\begin{align}
\left<\text{energy rate}\right>
&= \frac23 \frac{q^2}{4\pi\epsilon_0 c^3}\frac{k_BT}{m}\omega_0^2
\end{align}
Draw a graph with \(\left<\text{energy rate}\right>\) (the optical power output) on the vertical axis, and the oscillator frequency (or alternatively \(\hbar\omega_0\)) on the horizontal axis.

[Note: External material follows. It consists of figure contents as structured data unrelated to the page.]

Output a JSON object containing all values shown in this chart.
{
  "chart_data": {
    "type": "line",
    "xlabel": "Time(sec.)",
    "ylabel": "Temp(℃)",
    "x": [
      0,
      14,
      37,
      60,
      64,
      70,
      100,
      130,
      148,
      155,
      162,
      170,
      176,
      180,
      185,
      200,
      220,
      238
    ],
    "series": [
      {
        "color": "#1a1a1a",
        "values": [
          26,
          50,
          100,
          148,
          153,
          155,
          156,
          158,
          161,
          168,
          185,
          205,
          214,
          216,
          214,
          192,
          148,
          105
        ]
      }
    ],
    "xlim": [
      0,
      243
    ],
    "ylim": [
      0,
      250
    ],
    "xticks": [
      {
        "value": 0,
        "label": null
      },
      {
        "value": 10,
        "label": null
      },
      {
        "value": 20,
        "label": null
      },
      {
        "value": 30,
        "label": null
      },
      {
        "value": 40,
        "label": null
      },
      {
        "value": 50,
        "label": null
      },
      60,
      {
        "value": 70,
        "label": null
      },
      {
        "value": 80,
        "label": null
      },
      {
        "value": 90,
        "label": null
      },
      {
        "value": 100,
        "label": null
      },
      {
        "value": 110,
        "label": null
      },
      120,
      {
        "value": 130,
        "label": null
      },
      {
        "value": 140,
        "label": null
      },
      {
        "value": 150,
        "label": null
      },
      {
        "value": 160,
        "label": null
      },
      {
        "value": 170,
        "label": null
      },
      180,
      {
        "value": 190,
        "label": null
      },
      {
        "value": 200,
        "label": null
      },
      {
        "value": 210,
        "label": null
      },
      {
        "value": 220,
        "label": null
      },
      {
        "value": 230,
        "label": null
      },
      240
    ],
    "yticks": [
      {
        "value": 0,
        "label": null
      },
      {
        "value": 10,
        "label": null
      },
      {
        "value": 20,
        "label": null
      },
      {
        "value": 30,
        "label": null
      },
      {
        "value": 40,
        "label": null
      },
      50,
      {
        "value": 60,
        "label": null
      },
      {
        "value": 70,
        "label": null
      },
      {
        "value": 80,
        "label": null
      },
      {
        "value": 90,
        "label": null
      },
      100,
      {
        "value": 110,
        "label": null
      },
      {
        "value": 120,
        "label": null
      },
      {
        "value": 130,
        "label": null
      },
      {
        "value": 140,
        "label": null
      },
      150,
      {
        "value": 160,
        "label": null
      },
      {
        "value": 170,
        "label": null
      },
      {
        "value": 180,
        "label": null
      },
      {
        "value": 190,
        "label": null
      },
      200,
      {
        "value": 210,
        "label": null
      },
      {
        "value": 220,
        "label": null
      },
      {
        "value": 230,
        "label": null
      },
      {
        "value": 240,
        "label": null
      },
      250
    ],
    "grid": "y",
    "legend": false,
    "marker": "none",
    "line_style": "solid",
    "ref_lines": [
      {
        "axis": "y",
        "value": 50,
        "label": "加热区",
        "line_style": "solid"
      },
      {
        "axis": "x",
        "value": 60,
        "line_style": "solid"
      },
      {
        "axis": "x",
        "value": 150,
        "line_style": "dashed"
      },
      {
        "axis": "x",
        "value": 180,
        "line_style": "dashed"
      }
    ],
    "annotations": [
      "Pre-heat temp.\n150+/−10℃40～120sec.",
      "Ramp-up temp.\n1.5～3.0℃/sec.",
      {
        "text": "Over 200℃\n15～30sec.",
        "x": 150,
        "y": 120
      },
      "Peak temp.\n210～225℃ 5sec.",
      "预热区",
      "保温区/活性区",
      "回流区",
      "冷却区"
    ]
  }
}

Sketch the relationship when
\(T=300\text{ K}\)
\(T=600\text{ K}\)
Assume the mass and charge of the the oscillators are constants.
Quantum prediction
When we account for energy quanta, the expression changes to
\begin{align}
\left<\text{energy rate}\right>
&=
\begin{cases}
\frac23 \frac{q^2}{4\pi\epsilon_0 c^3}\frac{k_BT}{m}\omega_0^2
& \text{when }\hbar\omega\ll k_BT
\\
\frac{\hbar\omega^3}{4\pi^2c^2}e^{-\frac{\hbar\omega}{k_BT}}
& \text{when }\hbar\omega\gg k_BT
\end{cases}
\end{align}
Sketch the relationship on your same graph, when
\(T=300\text{ K}\)
\(T=600\text{ K}\)
Assume the mass and charge of the the oscillators are constants.